Sometimes, we as women can be our own worst enemies when it comes to our personal finances. And while some of our mistakes are more harmful than others, what they all have in common is that they’re avoidable.

In all fairness, this list can apply to anyone, regardless of gender. However, we’re looking at these common financial mistakes through the lens of women in hopes of identifying what it is that inspires some of us to undermine our own financial well-being.

Waiting for “what’s next”

If you’ve ever told yourself that you’ll begin contributing to a retirement fund or otherwise investing when (fill in the blank) happens, you’ve already cut yourself short. Let’s be honest; most of us are waiting for something big to happen. It seems as though we move from “when I graduate” to “when I get into a long-term relationship,” or “when the kids are older.”

No one is promised tomorrow. And even if we were, we wouldn’t know what tomorrow will bring. Putting off financial issues until your life seems more stable or until you’re rolling in cash is a costly mistake.

The earlier you start investing, the more time your money has to grow and work for you. Here’s a breakdown of the power of compound interest over time:

Age of First Investment: Amount Invested Weekly: Average Return on Investment: At age 67, the investment will be worth (rounded):
25 $50 7% $597,800
30 $50 7% $415,600
35 $50 7% $285,700
40 $50 7% $193,100
45 $50 7% $127,000
50 $50 7% $80,000
55 $50 7% $46,400
60 $50 7% $22,400

Data source: Author’s calculations (rounded to nearest $100).

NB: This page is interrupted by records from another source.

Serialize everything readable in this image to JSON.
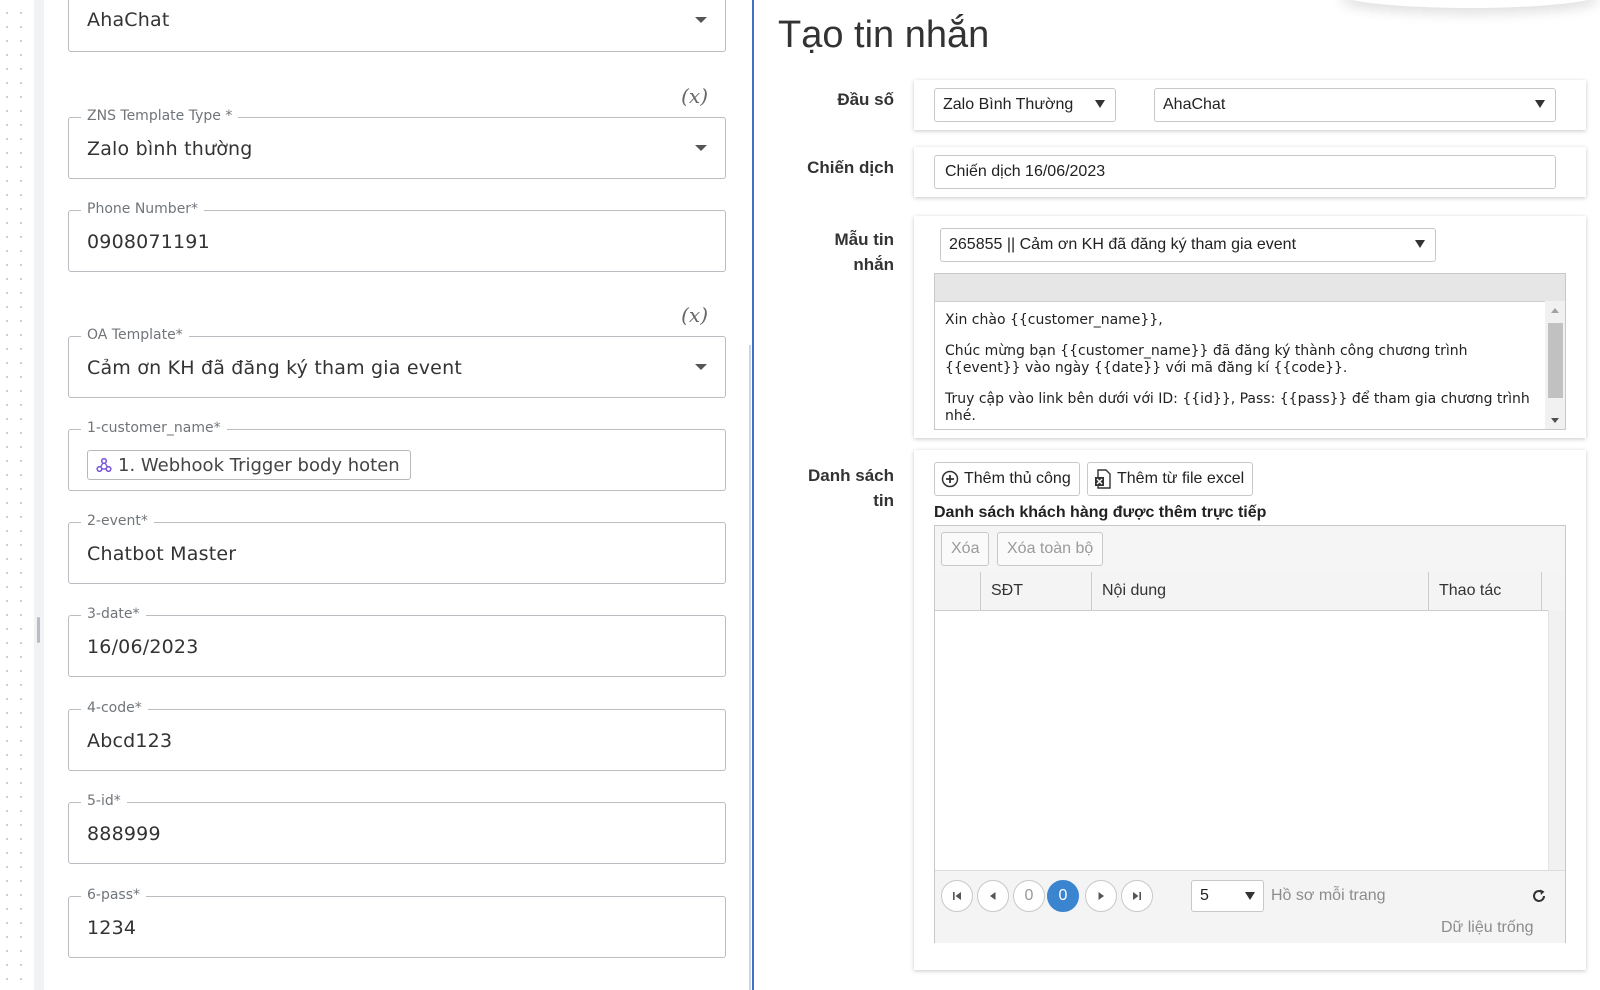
{
  "left_form": {
    "first_select_value": "AhaChat",
    "x_label": "(x)",
    "zns_type": {
      "label": "ZNS Template Type *",
      "value": "Zalo bình thường"
    },
    "phone": {
      "label": "Phone Number*",
      "value": "0908071191"
    },
    "oa_template": {
      "label": "OA Template*",
      "value": "Cảm ơn KH đã đăng ký tham gia event"
    },
    "customer_name": {
      "label": "1-customer_name*",
      "chip": "1. Webhook Trigger body hoten",
      "chip_icon": "webhook-icon"
    },
    "event": {
      "label": "2-event*",
      "value": "Chatbot Master"
    },
    "date": {
      "label": "3-date*",
      "value": "16/06/2023"
    },
    "code": {
      "label": "4-code*",
      "value": "Abcd123"
    },
    "id": {
      "label": "5-id*",
      "value": "888999"
    },
    "pass": {
      "label": "6-pass*",
      "value": "1234"
    }
  },
  "right_panel": {
    "title": "Tạo tin nhắn",
    "dau_so": {
      "label": "Đầu số",
      "type_value": "Zalo Bình Thường",
      "account_value": "AhaChat"
    },
    "chien_dich": {
      "label": "Chiến dịch",
      "value": "Chiến dịch 16/06/2023"
    },
    "mau_tin": {
      "label_line1": "Mẫu tin",
      "label_line2": "nhắn",
      "template_value": "265855 || Cảm ơn KH đã đăng ký tham gia event",
      "preview_lines": [
        "Xin chào {{customer_name}},",
        "Chúc mừng bạn {{customer_name}} đã đăng ký thành công chương trình {{event}} vào ngày {{date}} với mã đăng kí {{code}}.",
        "Truy cập vào link bên dưới với ID: {{id}}, Pass: {{pass}} để tham gia chương trình nhé."
      ]
    },
    "danh_sach": {
      "label_line1": "Danh sách",
      "label_line2": "tin",
      "add_manual": "Thêm thủ công",
      "add_excel": "Thêm từ file excel",
      "subtitle": "Danh sách khách hàng được thêm trực tiếp",
      "delete": "Xóa",
      "delete_all": "Xóa toàn bộ",
      "columns": [
        "SĐT",
        "Nội dung",
        "Thao tác"
      ],
      "pager": {
        "page_left": "0",
        "page_current": "0",
        "page_size": "5",
        "page_size_label": "Hồ sơ mỗi trang",
        "empty": "Dữ liệu trống"
      }
    }
  },
  "colors": {
    "divider": "#3f6fc4",
    "active_page": "#3a84d0"
  }
}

Takeaway: The earlier you begin to invest (even a very small amount), the longer your money has to grow.

Handing over financial power

According to the Pew Research Center, not much has happened to narrow the gender gap in pay over the past 20 years or so. Back in 2002, women earned, on average, 80% as much as men in the same job. By 2022, women were still earning only 82% of what men earned.

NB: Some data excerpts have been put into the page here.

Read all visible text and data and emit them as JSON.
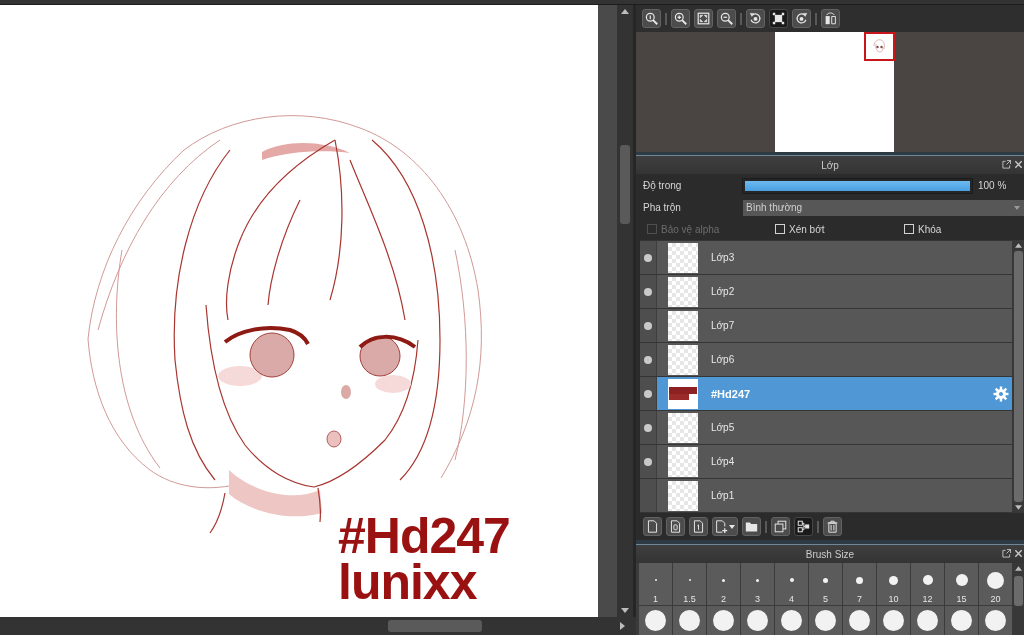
{
  "canvas": {
    "texts": [
      "#Hd247",
      "lunixx"
    ]
  },
  "navigator": {
    "tool_groups": [
      {
        "buttons": [
          {
            "kind": "actual-size",
            "active": false
          }
        ]
      },
      {
        "buttons": [
          {
            "kind": "zoom-in",
            "active": false
          },
          {
            "kind": "fit",
            "active": false
          },
          {
            "kind": "zoom-out",
            "active": false
          }
        ]
      },
      {
        "buttons": [
          {
            "kind": "rotate-left",
            "active": false
          },
          {
            "kind": "reset-rotation",
            "active": true
          },
          {
            "kind": "rotate-right",
            "active": false
          }
        ]
      },
      {
        "buttons": [
          {
            "kind": "flip",
            "active": false
          }
        ]
      }
    ]
  },
  "layer_panel": {
    "title": "Lớp",
    "opacity": {
      "label": "Độ trong",
      "level": 1,
      "reading": "100 %"
    },
    "blend_mode": {
      "label": "Pha trộn",
      "value": "Bình thường"
    },
    "options": [
      {
        "label": "Bảo vệ alpha",
        "checked": false,
        "disabled": true
      },
      {
        "label": "Xén bớt",
        "checked": false,
        "disabled": false
      },
      {
        "label": "Khóa",
        "checked": false,
        "disabled": false
      }
    ],
    "layers": [
      {
        "name": "Lớp3",
        "kind": "raster",
        "visible": true,
        "selected": false
      },
      {
        "name": "Lớp2",
        "kind": "raster",
        "visible": true,
        "selected": false
      },
      {
        "name": "Lớp7",
        "kind": "raster",
        "visible": true,
        "selected": false
      },
      {
        "name": "Lớp6",
        "kind": "raster",
        "visible": true,
        "selected": false
      },
      {
        "name": "#Hd247",
        "kind": "text",
        "visible": true,
        "selected": true
      },
      {
        "name": "Lớp5",
        "kind": "raster",
        "visible": true,
        "selected": false
      },
      {
        "name": "Lớp4",
        "kind": "raster",
        "visible": true,
        "selected": false
      },
      {
        "name": "Lớp1",
        "kind": "raster",
        "visible": false,
        "selected": false
      }
    ],
    "toolbar_groups": [
      {
        "buttons": [
          {
            "kind": "new-layer",
            "active": false
          },
          {
            "kind": "new-8bit-layer",
            "active": false
          },
          {
            "kind": "new-1bit-layer",
            "active": false
          },
          {
            "kind": "add-menu",
            "active": false
          },
          {
            "kind": "folder",
            "active": false
          }
        ]
      },
      {
        "buttons": [
          {
            "kind": "duplicate",
            "active": false
          },
          {
            "kind": "merge",
            "active": true
          }
        ]
      },
      {
        "buttons": [
          {
            "kind": "delete",
            "active": false
          }
        ]
      }
    ]
  },
  "brush_panel": {
    "title": "Brush Size",
    "sizes": [
      "1",
      "1.5",
      "2",
      "3",
      "4",
      "5",
      "7",
      "10",
      "12",
      "15",
      "20"
    ]
  }
}
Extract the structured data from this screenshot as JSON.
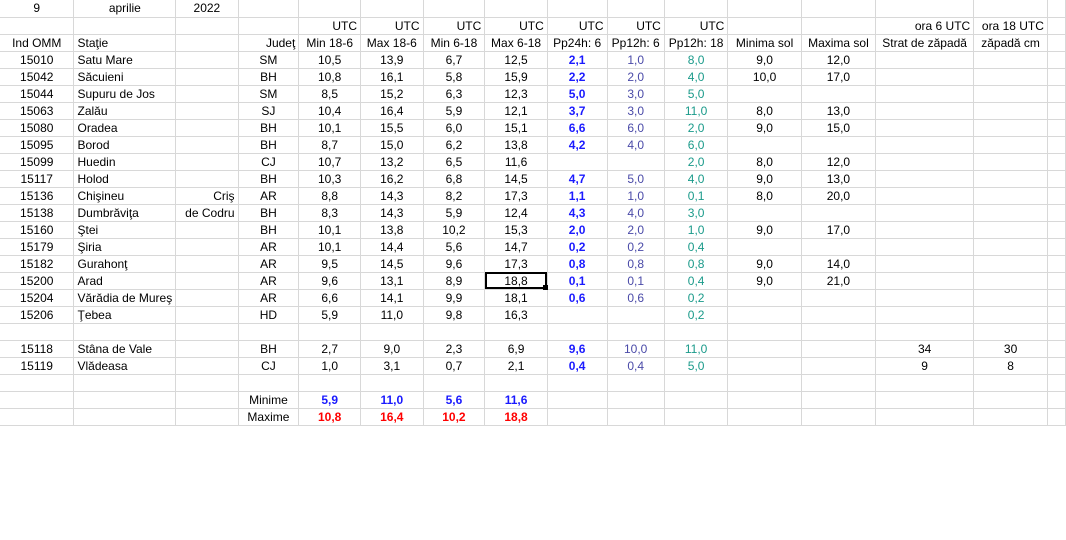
{
  "date": {
    "day": "9",
    "month": "aprilie",
    "year": "2022"
  },
  "utc_label": "UTC",
  "headers": {
    "ind": "Ind OMM",
    "statie": "Staţie",
    "judet": "Judeţ",
    "min18": "Min 18-6",
    "max18": "Max 18-6",
    "min6": "Min 6-18",
    "max6": "Max 6-18",
    "pp24": "Pp24h: 6",
    "pp12a": "Pp12h: 6",
    "pp12b": "Pp12h: 18",
    "minsol": "Minima sol",
    "maxsol": "Maxima sol",
    "ora6": "ora 6 UTC",
    "ora18": "ora 18 UTC",
    "strat": "Strat de zăpadă",
    "zapada": "zăpadă cm"
  },
  "rows": [
    {
      "ind": "15010",
      "statie": "Satu Mare",
      "extra": "",
      "judet": "SM",
      "min18": "10,5",
      "max18": "13,9",
      "min6": "6,7",
      "max6": "12,5",
      "pp24": "2,1",
      "pp12a": "1,0",
      "pp12b": "8,0",
      "minsol": "9,0",
      "maxsol": "12,0",
      "strat": "",
      "zapada": ""
    },
    {
      "ind": "15042",
      "statie": "Săcuieni",
      "extra": "",
      "judet": "BH",
      "min18": "10,8",
      "max18": "16,1",
      "min6": "5,8",
      "max6": "15,9",
      "pp24": "2,2",
      "pp12a": "2,0",
      "pp12b": "4,0",
      "minsol": "10,0",
      "maxsol": "17,0",
      "strat": "",
      "zapada": ""
    },
    {
      "ind": "15044",
      "statie": "Supuru de Jos",
      "extra": "",
      "judet": "SM",
      "min18": "8,5",
      "max18": "15,2",
      "min6": "6,3",
      "max6": "12,3",
      "pp24": "5,0",
      "pp12a": "3,0",
      "pp12b": "5,0",
      "minsol": "",
      "maxsol": "",
      "strat": "",
      "zapada": ""
    },
    {
      "ind": "15063",
      "statie": "Zalău",
      "extra": "",
      "judet": "SJ",
      "min18": "10,4",
      "max18": "16,4",
      "min6": "5,9",
      "max6": "12,1",
      "pp24": "3,7",
      "pp12a": "3,0",
      "pp12b": "11,0",
      "minsol": "8,0",
      "maxsol": "13,0",
      "strat": "",
      "zapada": ""
    },
    {
      "ind": "15080",
      "statie": "Oradea",
      "extra": "",
      "judet": "BH",
      "min18": "10,1",
      "max18": "15,5",
      "min6": "6,0",
      "max6": "15,1",
      "pp24": "6,6",
      "pp12a": "6,0",
      "pp12b": "2,0",
      "minsol": "9,0",
      "maxsol": "15,0",
      "strat": "",
      "zapada": ""
    },
    {
      "ind": "15095",
      "statie": "Borod",
      "extra": "",
      "judet": "BH",
      "min18": "8,7",
      "max18": "15,0",
      "min6": "6,2",
      "max6": "13,8",
      "pp24": "4,2",
      "pp12a": "4,0",
      "pp12b": "6,0",
      "minsol": "",
      "maxsol": "",
      "strat": "",
      "zapada": ""
    },
    {
      "ind": "15099",
      "statie": "Huedin",
      "extra": "",
      "judet": "CJ",
      "min18": "10,7",
      "max18": "13,2",
      "min6": "6,5",
      "max6": "11,6",
      "pp24": "",
      "pp12a": "",
      "pp12b": "2,0",
      "minsol": "8,0",
      "maxsol": "12,0",
      "strat": "",
      "zapada": ""
    },
    {
      "ind": "15117",
      "statie": "Holod",
      "extra": "",
      "judet": "BH",
      "min18": "10,3",
      "max18": "16,2",
      "min6": "6,8",
      "max6": "14,5",
      "pp24": "4,7",
      "pp12a": "5,0",
      "pp12b": "4,0",
      "minsol": "9,0",
      "maxsol": "13,0",
      "strat": "",
      "zapada": ""
    },
    {
      "ind": "15136",
      "statie": "Chişineu",
      "extra": "Criş",
      "judet": "AR",
      "min18": "8,8",
      "max18": "14,3",
      "min6": "8,2",
      "max6": "17,3",
      "pp24": "1,1",
      "pp12a": "1,0",
      "pp12b": "0,1",
      "minsol": "8,0",
      "maxsol": "20,0",
      "strat": "",
      "zapada": ""
    },
    {
      "ind": "15138",
      "statie": "Dumbrăviţa",
      "extra": "de Codru",
      "judet": "BH",
      "min18": "8,3",
      "max18": "14,3",
      "min6": "5,9",
      "max6": "12,4",
      "pp24": "4,3",
      "pp12a": "4,0",
      "pp12b": "3,0",
      "minsol": "",
      "maxsol": "",
      "strat": "",
      "zapada": ""
    },
    {
      "ind": "15160",
      "statie": "Ştei",
      "extra": "",
      "judet": "BH",
      "min18": "10,1",
      "max18": "13,8",
      "min6": "10,2",
      "max6": "15,3",
      "pp24": "2,0",
      "pp12a": "2,0",
      "pp12b": "1,0",
      "minsol": "9,0",
      "maxsol": "17,0",
      "strat": "",
      "zapada": ""
    },
    {
      "ind": "15179",
      "statie": "Şiria",
      "extra": "",
      "judet": "AR",
      "min18": "10,1",
      "max18": "14,4",
      "min6": "5,6",
      "max6": "14,7",
      "pp24": "0,2",
      "pp12a": "0,2",
      "pp12b": "0,4",
      "minsol": "",
      "maxsol": "",
      "strat": "",
      "zapada": ""
    },
    {
      "ind": "15182",
      "statie": "Gurahonţ",
      "extra": "",
      "judet": "AR",
      "min18": "9,5",
      "max18": "14,5",
      "min6": "9,6",
      "max6": "17,3",
      "pp24": "0,8",
      "pp12a": "0,8",
      "pp12b": "0,8",
      "minsol": "9,0",
      "maxsol": "14,0",
      "strat": "",
      "zapada": ""
    },
    {
      "ind": "15200",
      "statie": "Arad",
      "extra": "",
      "judet": "AR",
      "min18": "9,6",
      "max18": "13,1",
      "min6": "8,9",
      "max6": "18,8",
      "pp24": "0,1",
      "pp12a": "0,1",
      "pp12b": "0,4",
      "minsol": "9,0",
      "maxsol": "21,0",
      "strat": "",
      "zapada": ""
    },
    {
      "ind": "15204",
      "statie": "Vărădia de Mureş",
      "extra": "",
      "judet": "AR",
      "min18": "6,6",
      "max18": "14,1",
      "min6": "9,9",
      "max6": "18,1",
      "pp24": "0,6",
      "pp12a": "0,6",
      "pp12b": "0,2",
      "minsol": "",
      "maxsol": "",
      "strat": "",
      "zapada": ""
    },
    {
      "ind": "15206",
      "statie": "Ţebea",
      "extra": "",
      "judet": "HD",
      "min18": "5,9",
      "max18": "11,0",
      "min6": "9,8",
      "max6": "16,3",
      "pp24": "",
      "pp12a": "",
      "pp12b": "0,2",
      "minsol": "",
      "maxsol": "",
      "strat": "",
      "zapada": ""
    },
    {
      "ind": "",
      "statie": "",
      "extra": "",
      "judet": "",
      "min18": "",
      "max18": "",
      "min6": "",
      "max6": "",
      "pp24": "",
      "pp12a": "",
      "pp12b": "",
      "minsol": "",
      "maxsol": "",
      "strat": "",
      "zapada": ""
    },
    {
      "ind": "15118",
      "statie": "Stâna de Vale",
      "extra": "",
      "judet": "BH",
      "min18": "2,7",
      "max18": "9,0",
      "min6": "2,3",
      "max6": "6,9",
      "pp24": "9,6",
      "pp12a": "10,0",
      "pp12b": "11,0",
      "minsol": "",
      "maxsol": "",
      "strat": "34",
      "zapada": "30"
    },
    {
      "ind": "15119",
      "statie": "Vlădeasa",
      "extra": "",
      "judet": "CJ",
      "min18": "1,0",
      "max18": "3,1",
      "min6": "0,7",
      "max6": "2,1",
      "pp24": "0,4",
      "pp12a": "0,4",
      "pp12b": "5,0",
      "minsol": "",
      "maxsol": "",
      "strat": "9",
      "zapada": "8"
    }
  ],
  "summary": {
    "minime": {
      "label": "Minime",
      "min18": "5,9",
      "max18": "11,0",
      "min6": "5,6",
      "max6": "11,6"
    },
    "maxime": {
      "label": "Maxime",
      "min18": "10,8",
      "max18": "16,4",
      "min6": "10,2",
      "max6": "18,8"
    }
  },
  "colors": {
    "pp24": "#1a1aff",
    "pp12a": "#4a4aa8",
    "pp12b": "#1a9a8a",
    "min": "#1a1aff",
    "max": "#ff0000",
    "grid": "#d8d8d8"
  }
}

Worse yet, some of us place our financial well-being into the hands of someone else. That “someone else” is typically a romantic partner. While it may seem logical at first, there is a risk associated with giving up financial independence.

The Pennsylvania Coalition Against Domestic Violence (PCADV) reports that financial abuse occurs in 98% of all abusive relationships and is the top reason a victim stays in or returns to an abusive relationship.

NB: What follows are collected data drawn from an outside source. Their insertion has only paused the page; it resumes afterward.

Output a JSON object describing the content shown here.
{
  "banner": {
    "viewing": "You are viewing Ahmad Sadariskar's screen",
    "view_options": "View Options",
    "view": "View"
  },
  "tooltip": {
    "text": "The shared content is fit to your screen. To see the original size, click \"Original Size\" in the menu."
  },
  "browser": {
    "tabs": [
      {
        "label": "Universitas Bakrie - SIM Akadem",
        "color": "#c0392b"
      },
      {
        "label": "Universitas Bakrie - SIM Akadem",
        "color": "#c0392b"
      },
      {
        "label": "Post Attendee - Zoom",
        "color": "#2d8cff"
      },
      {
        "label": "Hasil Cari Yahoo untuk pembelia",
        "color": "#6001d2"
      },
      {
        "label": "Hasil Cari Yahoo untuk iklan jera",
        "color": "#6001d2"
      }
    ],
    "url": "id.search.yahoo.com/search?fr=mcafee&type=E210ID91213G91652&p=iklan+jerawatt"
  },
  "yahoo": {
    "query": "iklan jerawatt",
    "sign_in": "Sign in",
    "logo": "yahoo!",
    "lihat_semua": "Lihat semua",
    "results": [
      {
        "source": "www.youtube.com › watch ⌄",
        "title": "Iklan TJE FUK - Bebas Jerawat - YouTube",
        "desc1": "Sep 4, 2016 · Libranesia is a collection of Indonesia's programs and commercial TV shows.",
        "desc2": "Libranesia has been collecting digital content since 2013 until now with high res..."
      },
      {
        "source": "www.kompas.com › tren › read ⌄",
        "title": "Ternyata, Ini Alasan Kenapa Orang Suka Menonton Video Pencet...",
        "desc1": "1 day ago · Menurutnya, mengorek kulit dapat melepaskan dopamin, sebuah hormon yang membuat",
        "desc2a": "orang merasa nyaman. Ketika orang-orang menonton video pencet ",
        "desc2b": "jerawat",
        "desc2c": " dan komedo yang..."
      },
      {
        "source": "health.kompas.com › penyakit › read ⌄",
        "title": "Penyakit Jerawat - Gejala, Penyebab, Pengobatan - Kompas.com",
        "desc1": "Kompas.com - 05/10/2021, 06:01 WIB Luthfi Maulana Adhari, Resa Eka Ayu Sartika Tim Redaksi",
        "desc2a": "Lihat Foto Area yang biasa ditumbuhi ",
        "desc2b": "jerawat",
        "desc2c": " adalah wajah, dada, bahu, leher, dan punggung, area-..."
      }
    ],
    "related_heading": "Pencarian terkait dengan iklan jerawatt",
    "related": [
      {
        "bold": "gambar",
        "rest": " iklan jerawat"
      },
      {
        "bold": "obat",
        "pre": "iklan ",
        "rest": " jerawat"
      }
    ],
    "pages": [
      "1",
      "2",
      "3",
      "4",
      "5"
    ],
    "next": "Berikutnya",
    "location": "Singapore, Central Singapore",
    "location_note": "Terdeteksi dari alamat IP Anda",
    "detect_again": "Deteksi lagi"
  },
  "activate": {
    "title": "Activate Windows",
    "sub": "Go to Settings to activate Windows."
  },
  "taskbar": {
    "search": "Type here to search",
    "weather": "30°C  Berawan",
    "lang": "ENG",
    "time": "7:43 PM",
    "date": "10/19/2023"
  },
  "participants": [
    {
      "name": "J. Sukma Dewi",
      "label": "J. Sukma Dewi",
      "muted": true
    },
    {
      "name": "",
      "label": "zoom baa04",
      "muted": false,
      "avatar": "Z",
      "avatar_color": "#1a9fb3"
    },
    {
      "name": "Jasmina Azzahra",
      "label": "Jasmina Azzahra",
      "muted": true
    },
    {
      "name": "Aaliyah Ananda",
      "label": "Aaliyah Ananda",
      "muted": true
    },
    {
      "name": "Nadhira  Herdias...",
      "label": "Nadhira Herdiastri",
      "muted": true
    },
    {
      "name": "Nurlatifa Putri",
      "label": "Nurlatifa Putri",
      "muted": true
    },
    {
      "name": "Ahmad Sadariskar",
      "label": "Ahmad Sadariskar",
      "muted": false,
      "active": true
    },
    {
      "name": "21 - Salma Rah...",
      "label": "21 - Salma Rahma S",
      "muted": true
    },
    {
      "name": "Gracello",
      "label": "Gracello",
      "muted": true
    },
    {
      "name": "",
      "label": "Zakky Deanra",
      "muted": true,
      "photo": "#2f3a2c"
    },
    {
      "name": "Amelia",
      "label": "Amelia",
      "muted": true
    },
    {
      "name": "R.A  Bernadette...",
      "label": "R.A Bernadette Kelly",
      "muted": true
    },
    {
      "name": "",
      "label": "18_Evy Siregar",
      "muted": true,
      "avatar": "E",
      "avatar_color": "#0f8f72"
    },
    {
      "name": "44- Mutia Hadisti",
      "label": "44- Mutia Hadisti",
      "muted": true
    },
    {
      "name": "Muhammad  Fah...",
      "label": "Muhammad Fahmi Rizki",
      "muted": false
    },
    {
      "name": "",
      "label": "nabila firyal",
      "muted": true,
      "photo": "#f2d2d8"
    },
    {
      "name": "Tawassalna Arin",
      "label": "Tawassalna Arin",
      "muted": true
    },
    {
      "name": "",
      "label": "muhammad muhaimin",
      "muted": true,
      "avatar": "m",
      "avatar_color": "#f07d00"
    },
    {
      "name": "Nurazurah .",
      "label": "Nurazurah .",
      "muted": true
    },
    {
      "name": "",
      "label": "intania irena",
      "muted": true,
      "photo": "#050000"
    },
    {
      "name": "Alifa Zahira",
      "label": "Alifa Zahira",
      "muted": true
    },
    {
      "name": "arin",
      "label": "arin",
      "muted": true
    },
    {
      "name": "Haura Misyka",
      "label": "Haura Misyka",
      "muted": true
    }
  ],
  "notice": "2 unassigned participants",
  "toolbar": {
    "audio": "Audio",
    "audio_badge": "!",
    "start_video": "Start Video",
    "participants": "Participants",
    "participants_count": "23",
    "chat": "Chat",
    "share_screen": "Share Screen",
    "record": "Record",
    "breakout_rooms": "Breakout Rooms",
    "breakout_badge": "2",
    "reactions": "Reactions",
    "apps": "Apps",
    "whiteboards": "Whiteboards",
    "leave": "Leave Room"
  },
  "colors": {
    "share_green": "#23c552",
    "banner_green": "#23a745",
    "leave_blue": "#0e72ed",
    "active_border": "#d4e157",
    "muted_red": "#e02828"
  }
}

That’s not to say that any woman who hands her finances over to a partner will be abused. That is absolutely not the case. Sometimes, one person in a relationship is better with money, and as long as both partners agree with the arrangement, there’s nothing wrong with leaving the bulk of day-to-day financial concerns with one person.

Even if your partner is “better with money,” you owe it to yourself to understand how the household budget works, know where your combined money goes each month, and create a plan for how you’ll take over financially if your partner leaves or dies.

Takeaway: It’s okay for one partner to head up financial planning, especially if they have a gift for it. However, each partner in a relationship should have the same access to money. Just as importantly, each partner should understand how household finances work.

Spending on others rather than investing in ourselves

A large majority (80%) of all single-parent households are headed by women, and more than 1 in 5 American children live primarily with a single mother. And for several reasons, including the way women are socialized to “be nice” from an early age, women tend to become family caregivers. In fact, we’re often looking out for our parents while still raising children.

It’s natural that we are first to notice when a parent needs a new living room lamp or one of our children is due for a new pair of tennis shoes. It’s not at all unusual for a woman to see to the needs of the people she loves without considering her own needs.

Note: We recognize that this is a gross generalization, and while it is sometimes accurate, there are plenty of families in which a man is both the caregiver and more self-sacrificial partner.

Takeaway: If you don’t have an emergency fund in place, start building one now, even if you can only put a few dollars away at a time. Before you’re tempted to spend money on someone you care about, ask yourself if you’re on track for retirement and if the person you’re hoping to rescue has the capacity to rescue themselves.

We’ve come a long way since before 1974 (when a woman needed her husband’s signature to open a bank account), but we still have a long way to go. Fortunately, there are steps we can take to avoid repeating our past mistakes.